MELD-Na = MELD + 1.32 X (137-Na) - [0.033 X MELD X (137-Na)]
Any transplant candidate with a MELD score greater than 11 will have their score recalculated using the MELD-Na equation. Bambha & Kamath (2022) provide the following example. If a patient’s initial MELD score is 12 but has a serum sodium level of 125 mmol/L, the MELD-Na score will be 23, bumping up their position on the transplant waitlist. Go to MDCalc.com for the
MELD-Na calculator.
MELD 3.0
The MELD 3.0 version was developed to include additional variables such as patient gender, serum albumin, updated model coefficients, and a revised upper limit for creatinine (3 mg/dL). In a large study, the MELD 3.0 was more accurate than MELD-Na in predicting 90-day waiting list mortality. In addition, historically, females have been less likely than males to receive a donor liver. MELD 3.0 addresses this gender disparity and may improve overall organ allocation (Bambha & Kamath, 2022). MDcalc.com provides
all three MELD calculations.
PEARLS (Bambha & Kamath, 2022)
- The primary use of the MELD and MELD-Na scores is to prioritize patients on the waitlist for deceased donor liver transplant. Patients are ranked according to their MELD score and stratified by blood type. MELD scores of 25 or greater are updated every seven days.
- MELD also predicts mortality in the following:
- After TIPS procedure
- Cirrhosis patients undergoing non-transplantation surgical procedures
- Acute alcoholic hepatitis
- Acute variceal hemorrhage
- When calculating the MELD-Na score, lab values shouldn’t be more than 48 hours old.

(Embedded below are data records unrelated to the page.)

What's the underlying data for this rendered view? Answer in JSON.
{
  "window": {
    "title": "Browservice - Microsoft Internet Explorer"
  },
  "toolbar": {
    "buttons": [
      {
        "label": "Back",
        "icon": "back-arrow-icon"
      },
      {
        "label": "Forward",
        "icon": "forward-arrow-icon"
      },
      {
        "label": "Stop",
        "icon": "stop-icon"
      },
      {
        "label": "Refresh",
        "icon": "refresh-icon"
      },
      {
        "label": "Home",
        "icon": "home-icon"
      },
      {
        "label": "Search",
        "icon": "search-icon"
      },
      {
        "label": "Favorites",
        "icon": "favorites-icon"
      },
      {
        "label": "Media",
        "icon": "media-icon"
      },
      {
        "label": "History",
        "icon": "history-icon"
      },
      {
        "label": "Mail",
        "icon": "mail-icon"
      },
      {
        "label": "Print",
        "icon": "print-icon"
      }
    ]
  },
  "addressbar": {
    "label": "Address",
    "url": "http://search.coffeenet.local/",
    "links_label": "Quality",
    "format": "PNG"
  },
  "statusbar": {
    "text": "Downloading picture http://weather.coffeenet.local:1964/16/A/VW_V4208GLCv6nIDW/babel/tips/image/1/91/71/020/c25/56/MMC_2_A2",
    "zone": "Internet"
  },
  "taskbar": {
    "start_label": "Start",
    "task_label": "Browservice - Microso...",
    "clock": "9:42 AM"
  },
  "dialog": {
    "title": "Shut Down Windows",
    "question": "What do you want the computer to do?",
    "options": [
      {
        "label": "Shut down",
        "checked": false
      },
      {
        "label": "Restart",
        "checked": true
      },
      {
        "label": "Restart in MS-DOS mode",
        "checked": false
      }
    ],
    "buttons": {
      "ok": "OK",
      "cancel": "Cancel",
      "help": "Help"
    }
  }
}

- There is no modification in the score for patients on anticoagulation.
- Several conditions receive additional MELD points, a score known as “standard MELD exceptions,” as they may impair survival. These include:
- Hepatocellular carcinoma
- Hepatopulmonary syndrome
- Portopulmonary hypertension
- Familial amyloid polyneuropathy
- Primary hyperoxaluria
- Cystic fibrosis
- Hilar cholangiocarcinoma
- Hepatic artery thrombosis
- Acute reversible conditions such as spontaneous bacterial peritonitis or prerenal azotemia secondary to dehydration should be treated before the MELD equation is applied.

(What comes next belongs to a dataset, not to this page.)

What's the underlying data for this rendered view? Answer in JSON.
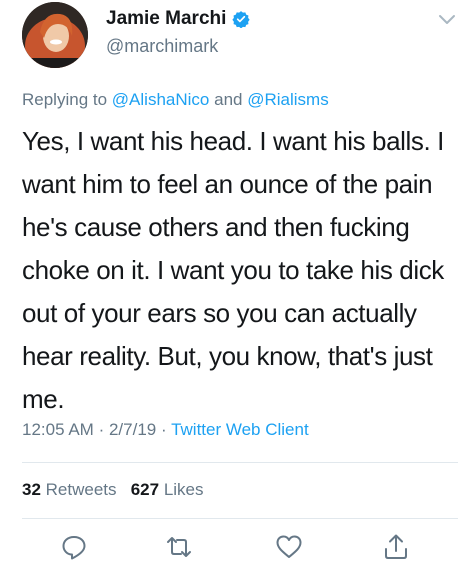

- MELD is not currently used for patients with acute liver failure (UNOS status 1A) awaiting liver transplantation.
References:
Bambha, K. & Kamath, P.S. (2022, August 31). Model for End-stage Liver Disease (MELD). UpToDate. https://www.uptodate.com/contents/model-for-end-stage-liver-disease-meld
Cheemerla, S., & Balakrishnan, M. (2021). Global Epidemiology of Chronic Liver Disease. Clinical liver disease, 17(5), 365–370. https://doi.org/10.1002/cld.1061
Terrault, N. A., Francoz, C., Berenguer, M., Charlton, M., & Heimbach, J. (2023). Liver Transplantation 2023: Status Report, Current and Future Challenges. Clinical gastroenterology and hepatology : the official clinical practice journal of the American Gastroenterological Association, 21(8), 2150–2166.